Anti-smoking groups push Leung on plain packets

Mary Ann Benitez and Candy Chan

Thursday, May 31, 2012

Anti-tobacco lobbyists threw down the gauntlet to Chief Executive-elect Leung Chun-ying to take the lead on plain cigarette packaging by 2015 to save lives.

The Council on Smoking and Health, along with experts and a nongovernment organization from Australia, which was the first country to mandate plain packaging, made the call on the eve of World No Tobacco Day 2012 today.

Plain packaging is the last form of “mini-billboard” advertising, a major plank in tobacco control, as Hong Kong attempts to further bring down the number of daily smokers – around 657,000 – and dissuade youngsters from taking up the habit.

With plain packaging, the brand will be displayed in standardized font and format. The pack could be colored a dull green but more research will have to be made, said World Lung Foundation senior adviser Judith Mackay.

In addition, pictorial health warnings should be expanded to at least 75 percent of the packet, from 50 percent, and a quit line and other such advice should be displayed, said council chairwoman Lisa Lau Man-man.

Mackay said: “First, our new chief executive is a non-smoker so that’s always a good start.

“Leung does not have quite the same links with big business as some of his predecessors might have had and links with Hong Kong tobacco, which his predecessors might have had.”

University of Hong Kong director of public health Lam Tai-hing said the Chinese translation of “plain packaging” has been adopted as “a total hazard warning package.”

He said Beijing will use the same translation that Hong Kong adopts.

A joint letter containing their wish- list has been submitted to Leung.

A spokesman of the Tobacco Control Concern Group, an alliance of tobacco firms, said: “I cannot see the smoking population dropping as [ the Council on Smoking and Health] suggests.
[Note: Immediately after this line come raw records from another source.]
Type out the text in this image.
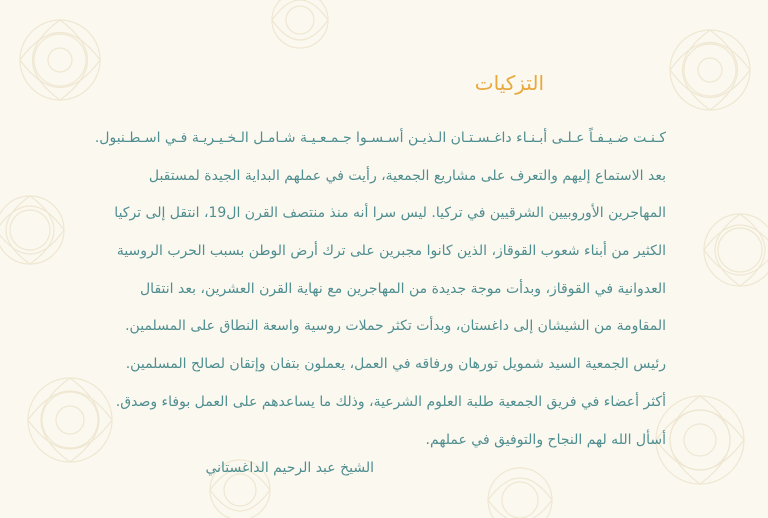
التزكيات
كـنـت ضـيـفـاً عـلـى أبـنـاء داغـسـتـان الـذيـن أسـسـوا جـمـعـيـة شـامـل الـخـيـريـة فـي اسـطـنبول.
بعد الاستماع إليهم والتعرف على مشاريع الجمعية، رأيت في عملهم البداية الجيدة لمستقبل
المهاجرين الأوروبيين الشرقيين في تركيا. ليس سرا أنه منذ منتصف القرن ال19، انتقل إلى تركيا
الكثير من أبناء شعوب القوقاز، الذين كانوا مجبرين على ترك أرض الوطن بسبب الحرب الروسية
العدوانية في القوقاز، وبدأت موجة جديدة من المهاجرين مع نهاية القرن العشرين، بعد انتقال
المقاومة من الشيشان إلى داغستان، وبدأت تكثر حملات روسية واسعة النطاق على المسلمين.
رئيس الجمعية السيد شمويل تورهان ورفاقه في العمل، يعملون بتفان وإتقان لصالح المسلمين.
أكثر أعضاء في فريق الجمعية طلبة العلوم الشرعية، وذلك ما يساعدهم على العمل بوفاء وصدق.
أسأل الله لهم النجاح والتوفيق في عملهم.

الشيخ عبد الرحيم الداغستاني
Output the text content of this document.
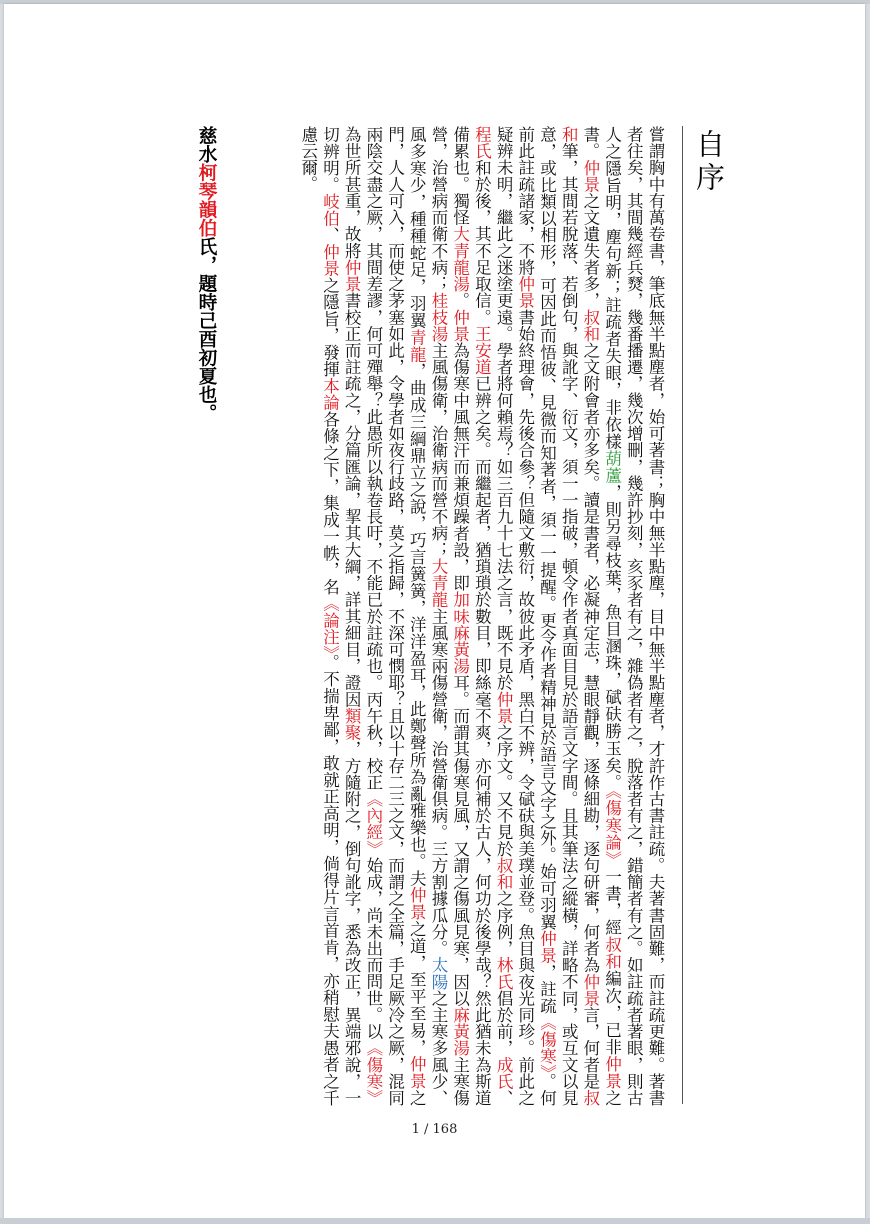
自序
嘗謂胸中有萬卷書，筆底無半點塵者，始可著書；胸中無半點塵，目中無半點塵者，才許作古書註疏。夫著書固難，而註疏更難。著書者往矣，其間幾經兵燹，幾番播遷，幾次增刪，幾許抄刻，亥豕者有之，雜偽者有之，脫落者有之，錯簡者有之。如註疏者著眼，則古人之隱旨明，塵句新；註疏者失眼，非依樣葫蘆，則另尋枝葉，魚目溷珠，碔砆勝玉矣。《傷寒論》一書，經叔和編次，已非仲景之書。仲景之文遺失者多，叔和之文附會者亦多矣。讀是書者，必凝神定志，慧眼靜觀，逐條細勘，逐句研審，何者為仲景言，何者是叔和筆，其間若脫落、若倒句，與訛字、衍文，須一一指破，頓令作者真面目見於語言文字間。且其筆法之縱橫，詳略不同，或互文以見意，或比類以相形，可因此而悟彼、見微而知著者，須一一提醒。更令作者精神見於語言文字之外。始可羽翼仲景，註疏《傷寒》。何前此註疏諸家，不將仲景書始終理會，先後合參？但隨文敷衍，故彼此矛盾，黑白不辨，令碔砆與美璞並登。魚目與夜光同珍。前此之疑辨未明，繼此之迷塗更遠。學者將何賴焉？如三百九十七法之言，既不見於仲景之序文。又不見於叔和之序例，林氏倡於前，成氏、程氏和於後，其不足取信。王安道已辨之矣。而繼起者，猶瑣瑣於數目，即絲毫不爽，亦何補於古人，何功於後學哉？然此猶未為斯道備累也。獨怪大青龍湯。仲景為傷寒中風無汗而兼煩躁者設，即加味麻黃湯耳。而謂其傷寒見風，又謂之傷風見寒，因以麻黃湯主寒傷營，治營病而衛不病；桂枝湯主風傷衛，治衛病而營不病；大青龍主風寒兩傷營衛，治營衛俱病。三方割據瓜分。太陽之主寒多風少、風多寒少，種種蛇足，羽翼青龍，曲成三綱鼎立之說，巧言簧簧，洋洋盈耳，此鄭聲所為亂雅樂也。夫仲景之道，至平至易，仲景之門，人人可入，而使之茅塞如此，令學者如夜行歧路，莫之指歸，不深可憫耶？且以十存二三之文，而謂之全篇，手足厥冷之厥，混同兩陰交盡之厥，其間差謬，何可殫舉？此愚所以執卷長吁，不能已於註疏也。丙午秋，校正《內經》始成，尚未出而問世。以《傷寒》為世所甚重，故將仲景書校正而註疏之，分篇匯論，挈其大綱，詳其細目，證因類聚，方隨附之，倒句訛字，悉為改正，異端邪說，一切辨明。岐伯、仲景之隱旨，發揮本論各條之下，集成一帙，名《論注》。不揣卑鄙，敢就正高明，倘得片言首肯，亦稍慰夫愚者之千慮云爾。
慈水柯琴韻伯氏，題時己酉初夏也。
1 / 168
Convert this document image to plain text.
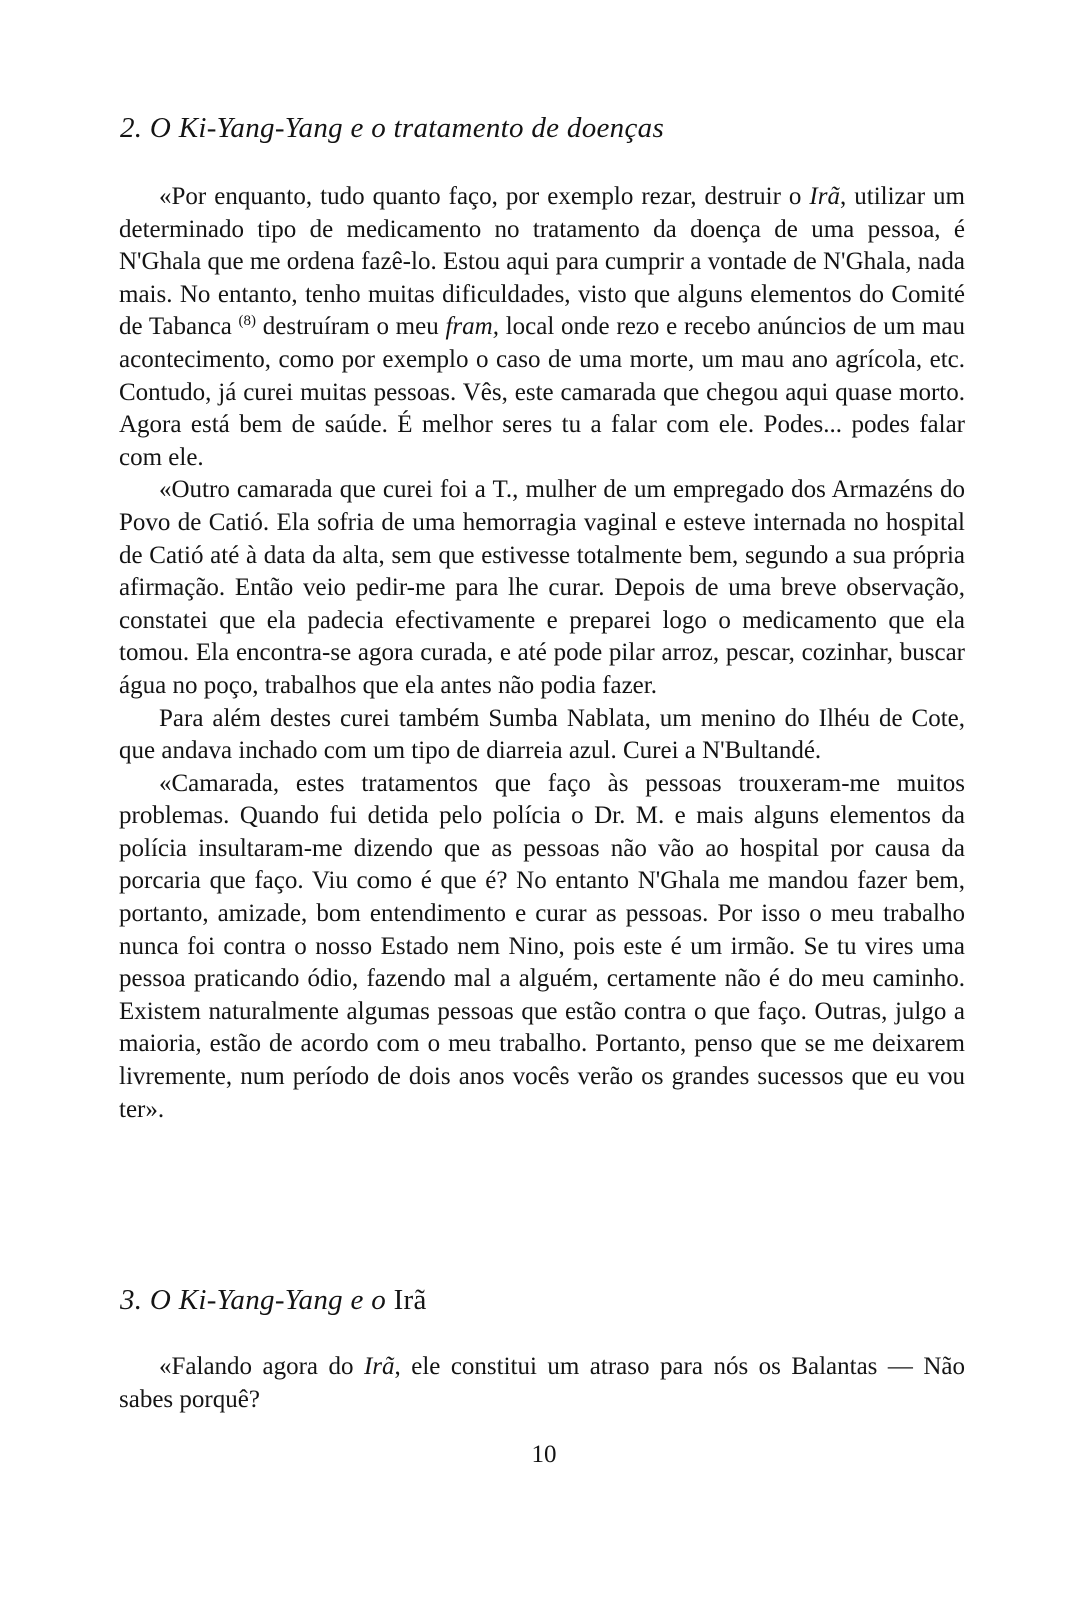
2. O Ki-Yang-Yang e o tratamento de doenças

«Por enquanto, tudo quanto faço, por exemplo rezar, destruir o Irã, utilizar um determinado tipo de medicamento no tratamento da doença de uma pessoa, é N'Ghala que me ordena fazê-lo. Estou aqui para cumprir a vontade de N'Ghala, nada mais. No entanto, tenho muitas dificuldades, visto que alguns elementos do Comité de Tabanca $^{(8)}$ destruíram o meu fram, local onde rezo e recebo anúncios de um mau acontecimento, como por exemplo o caso de uma morte, um mau ano agrícola, etc. Contudo, já curei muitas pessoas. Vês, este camarada que chegou aqui quase morto. Agora está bem de saúde. É melhor seres tu a falar com ele. Podes... podes falar com ele.

«Outro camarada que curei foi a T., mulher de um empregado dos Armazéns do Povo de Catió. Ela sofria de uma hemorragia vaginal e esteve internada no hospital de Catió até à data da alta, sem que estivesse totalmente bem, segundo a sua própria afirmação. Então veio pedir-me para lhe curar. Depois de uma breve observação, constatei que ela padecia efectivamente e preparei logo o medicamento que ela tomou. Ela encontra-se agora curada, e até pode pilar arroz, pescar, cozinhar, buscar água no poço, trabalhos que ela antes não podia fazer.

Para além destes curei também Sumba Nablata, um menino do Ilhéu de Cote, que andava inchado com um tipo de diarreia azul. Curei a N'Bultandé.

«Camarada, estes tratamentos que faço às pessoas trouxeram-me muitos problemas. Quando fui detida pelo polícia o Dr. M. e mais alguns elementos da polícia insultaram-me dizendo que as pessoas não vão ao hospital por causa da porcaria que faço. Viu como é que é? No entanto N'Ghala me mandou fazer bem, portanto, amizade, bom entendimento e curar as pessoas. Por isso o meu trabalho nunca foi contra o nosso Estado nem Nino, pois este é um irmão. Se tu vires uma pessoa praticando ódio, fazendo mal a alguém, certamente não é do meu caminho. Existem naturalmente algumas pessoas que estão contra o que faço. Outras, julgo a maioria, estão de acordo com o meu trabalho. Portanto, penso que se me deixarem livremente, num período de dois anos vocês verão os grandes sucessos que eu vou ter».

3. O Ki-Yang-Yang e o Irã

«Falando agora do Irã, ele constitui um atraso para nós os Balantas — Não sabes porquê?

10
It is impractical … we will not support their move.”

He added the government should be ready for possible lawsuits from tobacco companies over plain packaging.

Meanwhile, Fiona Sharkie, executive director of Australia’s Quit Victoria, said the SAR could take a leaf out of her country’s book on the choice of packaging color. “It has to be very dirty, dull and drab and shouldn’t be associated with chocolate, mustard or anything.”